BOOTSTRAPPING
Bootstrapping is a resampling technique that builds a sampling distribution for a statistic from the empirical data rather than assuming some theoretical sampling distribution that requires assumptions that may not be true. The bootstrap procedure consists of the following steps:
- Pseudo-Population. Define a pseudo-population distribution for resampling. This is usually defined as the distribution for the sample data or of some appropriate transformation of the data.
- Resampling. Draw, with replacement, N independent random observations from the pseudo-population. These Nobservations comprise a bootstrap resample. Compute the statistics of interest (e.g., mean, median, mode, standard deviation, residual, r, R2, b) for the sample.
- Evaluation. Repeat the resampling, typically at least 1000 times to produce multiple sets of (boot strapped) values for the statistics of interest. The distribution of bootstrapped values is the bootstrap sampling distribution of the statistics.
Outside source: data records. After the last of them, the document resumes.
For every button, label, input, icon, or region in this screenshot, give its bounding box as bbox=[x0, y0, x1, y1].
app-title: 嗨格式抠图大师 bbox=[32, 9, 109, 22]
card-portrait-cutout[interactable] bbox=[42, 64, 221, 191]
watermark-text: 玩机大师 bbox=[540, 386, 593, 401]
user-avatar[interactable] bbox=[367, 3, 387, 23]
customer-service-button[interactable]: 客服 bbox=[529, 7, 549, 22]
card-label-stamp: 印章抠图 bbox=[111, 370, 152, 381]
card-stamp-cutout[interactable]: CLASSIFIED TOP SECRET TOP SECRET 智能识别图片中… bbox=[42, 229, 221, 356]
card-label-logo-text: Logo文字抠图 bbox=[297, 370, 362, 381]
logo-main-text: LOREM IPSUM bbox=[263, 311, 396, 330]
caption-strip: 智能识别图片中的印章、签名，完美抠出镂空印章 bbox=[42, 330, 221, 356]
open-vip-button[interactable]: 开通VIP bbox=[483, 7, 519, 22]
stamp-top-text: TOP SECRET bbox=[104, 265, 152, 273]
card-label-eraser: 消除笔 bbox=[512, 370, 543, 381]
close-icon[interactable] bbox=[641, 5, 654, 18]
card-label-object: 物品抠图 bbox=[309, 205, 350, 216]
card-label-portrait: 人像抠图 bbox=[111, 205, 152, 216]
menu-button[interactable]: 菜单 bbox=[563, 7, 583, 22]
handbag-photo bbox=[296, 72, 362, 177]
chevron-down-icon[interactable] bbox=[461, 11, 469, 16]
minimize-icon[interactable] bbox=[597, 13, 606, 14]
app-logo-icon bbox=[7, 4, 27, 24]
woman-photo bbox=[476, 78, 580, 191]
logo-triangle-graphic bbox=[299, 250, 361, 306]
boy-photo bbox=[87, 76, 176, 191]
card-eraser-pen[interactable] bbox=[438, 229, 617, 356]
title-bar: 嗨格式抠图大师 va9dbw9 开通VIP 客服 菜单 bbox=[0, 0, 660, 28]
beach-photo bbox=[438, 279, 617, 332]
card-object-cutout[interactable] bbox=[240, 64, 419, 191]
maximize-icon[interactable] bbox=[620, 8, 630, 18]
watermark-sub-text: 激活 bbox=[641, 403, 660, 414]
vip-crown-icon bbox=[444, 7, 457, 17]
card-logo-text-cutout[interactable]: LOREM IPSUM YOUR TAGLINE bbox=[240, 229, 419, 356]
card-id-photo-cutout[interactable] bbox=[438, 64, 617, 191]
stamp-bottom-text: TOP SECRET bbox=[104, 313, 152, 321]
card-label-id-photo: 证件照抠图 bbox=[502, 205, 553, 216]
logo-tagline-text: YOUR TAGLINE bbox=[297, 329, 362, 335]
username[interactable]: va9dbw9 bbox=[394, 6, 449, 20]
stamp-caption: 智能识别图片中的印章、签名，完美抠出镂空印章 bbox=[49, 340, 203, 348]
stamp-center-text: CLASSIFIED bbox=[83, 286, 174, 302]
The mean or median of that distribution is the best estimate of the population value. The upper and lower tails of the distribution can be used for significance testing by establishing whether the null hypothesis value falls below or above, for example, the 2.5% or 97.5% values.
The success of the bootstrap method depends on how well the sample distribution resembles the population distribution. This, in turn, is dependent upon two things: (1) the sample is randomly drawn; and (2) the sample size N, in favor of large N. This may sound like the bootstrap is simply another asymptotic method. However, there is evidence for the superiority of the bootstrap for small samples. How small is not as certain.
Reading Results in SPSS:
•Bias is the difference between the average value of this statistic across the bootstrap samples and the value in the Statistic column. In this case, the mean value of Churn within last month is computed for all 1000 bootstrap samples, and the average of these means is then computed.
•Std. Error is the standard error of the mean value of Churn within last month across the 1000 bootstrap samples.
•The lower bound of the 95% bootstrap confidence interval is an interpolation of the 25th and 26th mean values of Churn within last month, if the 1000 bootstrap samples are sorted in ascending order. The upper bound is an interpolation of the 975th and 976th mean values.
References:
Yung, Y-F and Chan, W. “Statistical Analyses Using Bootstrapping: Concepts and Implementation.” In R.H. Hoyle (1999).Statistical Strategies for Small Sample Research, Thousand Oaks, CA: Sage Publications.
Mooney, C. Z., & Duval, R. D. (1993).Bootstrapping: A nonparametric approach to statistical inference. Newbury Park, CA: Sage Publications.